A condition in code creates branching of computation. Placing a condition creates at least two options from which only one is to be satisfied. The condition is created either by if()/ifelse() or switch() construct. We can again call for a snippet from RStudio help resulting in

Code
if (condition) {
  ...
}

switch (object,
  case = action
)

ifelse(test, TRUE, FALSE)

The condition can be branched to larger structures like

Code
temperature <- 30
if (temperature > 30) {
  cat("The temperature is hot.")
} else if (temperature > 15) {
  cat("The temperature is warm.")
}
The temperature is warm.

1.2.6 Repetition

Loops (cycles) provide use with the ability to execute single statement of a block of code in {} multiple times. There are three key words for loop construction. They differ in use cases.

1.2.6.1 for cycle

Probably the most common loop is used when you know the number of iterations prior to calling. The iteration is therefore explicitly finite.

Code
for (variable in vector) {
  ...
}

An example

Code
for(i in 1:4) cat(i, ". iteration", "\n", sep = "")
1. iteration
2. iteration
3. iteration
4. iteration

1.2.6.2 while cycle

while is used in when it is impossible to state how many times something should be repeated. The case is rather in the form while some condition is or is not met, repeat what is inside the body. It is also used in intentionally infinite loop e.g. operating systems.

1.2.6.3 repeat cycle

In the cases when we need the repetition at least once, we will evaluate the code inside until a condition is met.

Code
repeat({
  x <- rnorm(1)
  cat(x)
  if(x > 0) break
})
-1.0191321.047872

1.2.6.4 break and next

There are two statements which controls the iteration flow.
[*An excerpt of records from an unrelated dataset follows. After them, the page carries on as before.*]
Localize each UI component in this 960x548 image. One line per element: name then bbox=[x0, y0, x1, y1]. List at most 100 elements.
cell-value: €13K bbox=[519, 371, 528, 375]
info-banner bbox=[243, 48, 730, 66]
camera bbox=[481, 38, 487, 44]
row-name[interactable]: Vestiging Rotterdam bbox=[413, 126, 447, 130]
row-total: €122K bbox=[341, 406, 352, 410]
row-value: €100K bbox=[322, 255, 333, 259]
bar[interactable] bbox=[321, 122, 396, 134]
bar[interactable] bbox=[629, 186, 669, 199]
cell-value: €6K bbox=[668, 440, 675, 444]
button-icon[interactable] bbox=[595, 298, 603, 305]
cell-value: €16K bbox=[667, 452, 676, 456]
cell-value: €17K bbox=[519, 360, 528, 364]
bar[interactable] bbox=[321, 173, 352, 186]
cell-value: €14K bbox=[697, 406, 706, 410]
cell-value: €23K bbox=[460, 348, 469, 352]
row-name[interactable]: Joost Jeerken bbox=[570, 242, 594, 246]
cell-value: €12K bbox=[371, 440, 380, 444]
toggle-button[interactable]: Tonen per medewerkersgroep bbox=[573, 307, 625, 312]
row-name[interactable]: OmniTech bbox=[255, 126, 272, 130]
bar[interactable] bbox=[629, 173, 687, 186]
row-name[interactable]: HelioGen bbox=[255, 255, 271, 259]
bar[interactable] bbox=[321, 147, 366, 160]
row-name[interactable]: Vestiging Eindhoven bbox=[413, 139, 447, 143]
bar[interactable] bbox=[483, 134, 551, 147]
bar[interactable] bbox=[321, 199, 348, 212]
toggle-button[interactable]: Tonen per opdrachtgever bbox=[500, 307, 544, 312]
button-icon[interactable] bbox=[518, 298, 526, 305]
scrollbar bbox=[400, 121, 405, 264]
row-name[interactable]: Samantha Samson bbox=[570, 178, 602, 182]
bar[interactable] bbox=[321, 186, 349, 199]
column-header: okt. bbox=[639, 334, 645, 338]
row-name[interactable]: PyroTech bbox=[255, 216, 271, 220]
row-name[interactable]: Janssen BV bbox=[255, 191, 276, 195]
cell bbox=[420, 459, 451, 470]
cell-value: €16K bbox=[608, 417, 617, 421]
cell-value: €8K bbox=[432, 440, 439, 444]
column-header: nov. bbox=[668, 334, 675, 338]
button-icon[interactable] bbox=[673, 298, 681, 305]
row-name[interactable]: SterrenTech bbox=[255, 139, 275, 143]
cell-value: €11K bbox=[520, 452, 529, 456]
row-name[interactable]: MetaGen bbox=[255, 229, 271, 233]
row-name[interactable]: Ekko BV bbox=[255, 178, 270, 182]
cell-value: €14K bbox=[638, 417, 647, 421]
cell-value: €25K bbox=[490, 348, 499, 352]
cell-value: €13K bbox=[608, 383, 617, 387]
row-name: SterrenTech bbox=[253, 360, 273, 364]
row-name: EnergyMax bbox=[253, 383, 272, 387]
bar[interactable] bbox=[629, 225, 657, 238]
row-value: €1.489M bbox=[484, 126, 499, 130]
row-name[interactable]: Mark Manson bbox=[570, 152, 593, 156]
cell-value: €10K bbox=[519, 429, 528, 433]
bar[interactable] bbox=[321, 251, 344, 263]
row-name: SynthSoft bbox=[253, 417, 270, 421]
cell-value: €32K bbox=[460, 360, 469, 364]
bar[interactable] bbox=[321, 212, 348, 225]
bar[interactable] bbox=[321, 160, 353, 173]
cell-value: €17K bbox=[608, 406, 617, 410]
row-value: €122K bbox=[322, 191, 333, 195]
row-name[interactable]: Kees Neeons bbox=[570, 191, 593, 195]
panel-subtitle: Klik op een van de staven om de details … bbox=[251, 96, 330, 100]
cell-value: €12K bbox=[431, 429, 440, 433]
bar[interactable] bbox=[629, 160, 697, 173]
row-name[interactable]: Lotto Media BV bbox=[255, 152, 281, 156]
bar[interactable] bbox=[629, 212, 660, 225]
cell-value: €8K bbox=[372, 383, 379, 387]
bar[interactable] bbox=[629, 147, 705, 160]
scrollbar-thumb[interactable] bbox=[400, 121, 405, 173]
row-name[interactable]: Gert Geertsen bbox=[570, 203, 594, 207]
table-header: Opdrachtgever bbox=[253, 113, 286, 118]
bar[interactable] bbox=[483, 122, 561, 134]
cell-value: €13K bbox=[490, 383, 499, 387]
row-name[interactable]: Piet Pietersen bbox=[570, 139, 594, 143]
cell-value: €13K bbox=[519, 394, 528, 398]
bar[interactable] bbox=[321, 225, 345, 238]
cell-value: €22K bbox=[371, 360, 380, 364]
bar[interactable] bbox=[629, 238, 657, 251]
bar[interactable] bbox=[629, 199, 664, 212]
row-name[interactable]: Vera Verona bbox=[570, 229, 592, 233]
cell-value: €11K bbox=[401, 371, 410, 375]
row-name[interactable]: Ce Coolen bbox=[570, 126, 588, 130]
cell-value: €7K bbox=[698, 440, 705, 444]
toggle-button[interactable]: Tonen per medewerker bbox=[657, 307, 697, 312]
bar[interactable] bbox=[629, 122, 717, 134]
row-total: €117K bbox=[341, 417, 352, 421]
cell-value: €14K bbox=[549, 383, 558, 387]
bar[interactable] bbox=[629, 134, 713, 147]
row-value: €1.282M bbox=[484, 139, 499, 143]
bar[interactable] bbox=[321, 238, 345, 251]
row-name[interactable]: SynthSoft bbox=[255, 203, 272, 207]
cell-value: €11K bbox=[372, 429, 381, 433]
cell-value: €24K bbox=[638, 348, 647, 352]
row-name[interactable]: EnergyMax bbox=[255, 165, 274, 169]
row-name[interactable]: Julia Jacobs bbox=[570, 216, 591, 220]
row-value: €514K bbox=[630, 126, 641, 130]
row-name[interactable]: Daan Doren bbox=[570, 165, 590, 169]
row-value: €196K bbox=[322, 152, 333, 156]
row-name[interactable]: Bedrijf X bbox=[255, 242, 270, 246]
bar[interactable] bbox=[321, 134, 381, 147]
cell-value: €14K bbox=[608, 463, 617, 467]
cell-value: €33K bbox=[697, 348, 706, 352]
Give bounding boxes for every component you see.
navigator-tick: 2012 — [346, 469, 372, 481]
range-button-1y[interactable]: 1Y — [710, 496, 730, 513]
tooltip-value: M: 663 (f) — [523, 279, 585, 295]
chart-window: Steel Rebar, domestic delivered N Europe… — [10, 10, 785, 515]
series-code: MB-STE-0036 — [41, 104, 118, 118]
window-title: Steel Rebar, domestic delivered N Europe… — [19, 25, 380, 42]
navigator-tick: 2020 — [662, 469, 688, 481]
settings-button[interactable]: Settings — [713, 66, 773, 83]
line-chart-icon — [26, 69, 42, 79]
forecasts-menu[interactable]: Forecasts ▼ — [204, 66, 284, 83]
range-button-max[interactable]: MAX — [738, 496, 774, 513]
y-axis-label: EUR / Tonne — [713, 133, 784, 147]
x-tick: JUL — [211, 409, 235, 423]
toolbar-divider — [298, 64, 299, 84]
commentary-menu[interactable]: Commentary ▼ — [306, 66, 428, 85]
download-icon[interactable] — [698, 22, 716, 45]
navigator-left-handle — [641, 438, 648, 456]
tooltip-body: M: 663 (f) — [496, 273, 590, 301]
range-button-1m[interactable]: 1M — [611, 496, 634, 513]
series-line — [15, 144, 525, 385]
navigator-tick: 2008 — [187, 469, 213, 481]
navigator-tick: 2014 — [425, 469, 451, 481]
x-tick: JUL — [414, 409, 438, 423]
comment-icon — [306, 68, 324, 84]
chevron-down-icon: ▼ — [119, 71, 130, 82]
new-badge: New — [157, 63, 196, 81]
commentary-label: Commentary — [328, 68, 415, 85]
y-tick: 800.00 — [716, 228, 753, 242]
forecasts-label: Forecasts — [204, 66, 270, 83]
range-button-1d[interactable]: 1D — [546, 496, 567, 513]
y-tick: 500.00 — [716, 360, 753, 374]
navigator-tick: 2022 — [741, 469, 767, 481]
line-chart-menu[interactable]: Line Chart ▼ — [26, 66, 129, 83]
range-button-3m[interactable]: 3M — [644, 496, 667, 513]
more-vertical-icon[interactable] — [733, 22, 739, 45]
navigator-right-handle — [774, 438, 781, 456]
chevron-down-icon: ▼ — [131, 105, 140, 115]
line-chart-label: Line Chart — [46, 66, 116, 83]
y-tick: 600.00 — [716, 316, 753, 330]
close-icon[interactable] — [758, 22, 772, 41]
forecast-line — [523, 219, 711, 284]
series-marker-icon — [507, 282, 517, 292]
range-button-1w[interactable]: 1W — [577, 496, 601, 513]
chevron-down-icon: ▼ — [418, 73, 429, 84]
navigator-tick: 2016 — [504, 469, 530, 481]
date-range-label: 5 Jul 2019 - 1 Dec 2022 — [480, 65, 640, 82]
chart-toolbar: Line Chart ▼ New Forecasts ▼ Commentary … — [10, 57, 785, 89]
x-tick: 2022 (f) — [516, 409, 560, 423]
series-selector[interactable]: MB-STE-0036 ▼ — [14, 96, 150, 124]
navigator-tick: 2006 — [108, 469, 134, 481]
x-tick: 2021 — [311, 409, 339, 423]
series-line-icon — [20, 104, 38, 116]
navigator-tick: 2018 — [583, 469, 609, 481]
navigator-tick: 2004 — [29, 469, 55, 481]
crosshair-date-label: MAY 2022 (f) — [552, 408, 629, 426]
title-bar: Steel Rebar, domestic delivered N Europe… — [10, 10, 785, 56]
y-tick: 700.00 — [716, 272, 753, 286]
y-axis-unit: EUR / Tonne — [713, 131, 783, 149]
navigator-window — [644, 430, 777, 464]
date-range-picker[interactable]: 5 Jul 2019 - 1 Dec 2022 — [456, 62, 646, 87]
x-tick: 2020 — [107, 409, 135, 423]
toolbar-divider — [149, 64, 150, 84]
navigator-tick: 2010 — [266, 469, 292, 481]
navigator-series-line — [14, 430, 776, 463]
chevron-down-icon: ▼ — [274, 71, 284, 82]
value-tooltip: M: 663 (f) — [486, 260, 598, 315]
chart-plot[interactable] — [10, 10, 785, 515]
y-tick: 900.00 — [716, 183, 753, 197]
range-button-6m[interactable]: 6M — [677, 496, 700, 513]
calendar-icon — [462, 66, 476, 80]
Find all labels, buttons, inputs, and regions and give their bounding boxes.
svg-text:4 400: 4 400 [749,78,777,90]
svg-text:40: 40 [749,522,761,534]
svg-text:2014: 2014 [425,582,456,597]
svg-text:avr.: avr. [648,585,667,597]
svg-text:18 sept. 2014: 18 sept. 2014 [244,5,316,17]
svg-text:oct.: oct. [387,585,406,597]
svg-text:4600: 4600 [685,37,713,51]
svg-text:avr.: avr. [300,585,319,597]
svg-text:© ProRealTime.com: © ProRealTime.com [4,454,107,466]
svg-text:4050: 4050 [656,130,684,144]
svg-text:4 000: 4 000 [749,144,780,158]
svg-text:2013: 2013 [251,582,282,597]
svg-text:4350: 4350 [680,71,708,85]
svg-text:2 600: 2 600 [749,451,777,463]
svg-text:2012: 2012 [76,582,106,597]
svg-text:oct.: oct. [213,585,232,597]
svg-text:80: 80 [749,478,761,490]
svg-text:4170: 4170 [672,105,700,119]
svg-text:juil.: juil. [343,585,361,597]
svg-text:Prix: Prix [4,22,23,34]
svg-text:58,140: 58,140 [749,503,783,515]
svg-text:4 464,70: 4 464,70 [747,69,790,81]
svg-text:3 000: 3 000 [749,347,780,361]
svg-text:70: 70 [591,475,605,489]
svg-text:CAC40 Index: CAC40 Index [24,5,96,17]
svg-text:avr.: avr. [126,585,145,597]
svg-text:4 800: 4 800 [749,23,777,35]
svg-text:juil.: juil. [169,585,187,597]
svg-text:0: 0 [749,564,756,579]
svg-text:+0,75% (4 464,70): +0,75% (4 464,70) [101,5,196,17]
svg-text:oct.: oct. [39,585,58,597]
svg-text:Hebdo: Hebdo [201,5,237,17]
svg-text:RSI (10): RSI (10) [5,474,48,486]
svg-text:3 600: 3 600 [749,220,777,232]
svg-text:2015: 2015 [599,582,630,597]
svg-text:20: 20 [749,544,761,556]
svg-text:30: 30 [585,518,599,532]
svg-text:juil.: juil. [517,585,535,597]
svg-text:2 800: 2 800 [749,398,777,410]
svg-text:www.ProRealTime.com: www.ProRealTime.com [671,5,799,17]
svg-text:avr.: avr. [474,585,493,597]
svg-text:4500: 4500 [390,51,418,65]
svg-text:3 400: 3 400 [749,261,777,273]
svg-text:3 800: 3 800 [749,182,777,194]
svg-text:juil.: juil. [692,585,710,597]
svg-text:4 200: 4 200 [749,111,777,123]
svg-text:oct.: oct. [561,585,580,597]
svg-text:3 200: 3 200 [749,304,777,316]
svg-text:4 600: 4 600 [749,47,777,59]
Anytime break is called, the rest of the body is skipped and the loop ends. Anytime next is called, the rest of the body is skipped and next iteration is started.

I would like to have text here

Sentence becomes longer, it should automatically stay in their column

and here

More text

1.2.7 Exercise

  1. create a sequence of numbers calling
  2. What type is NA, why would you say is it?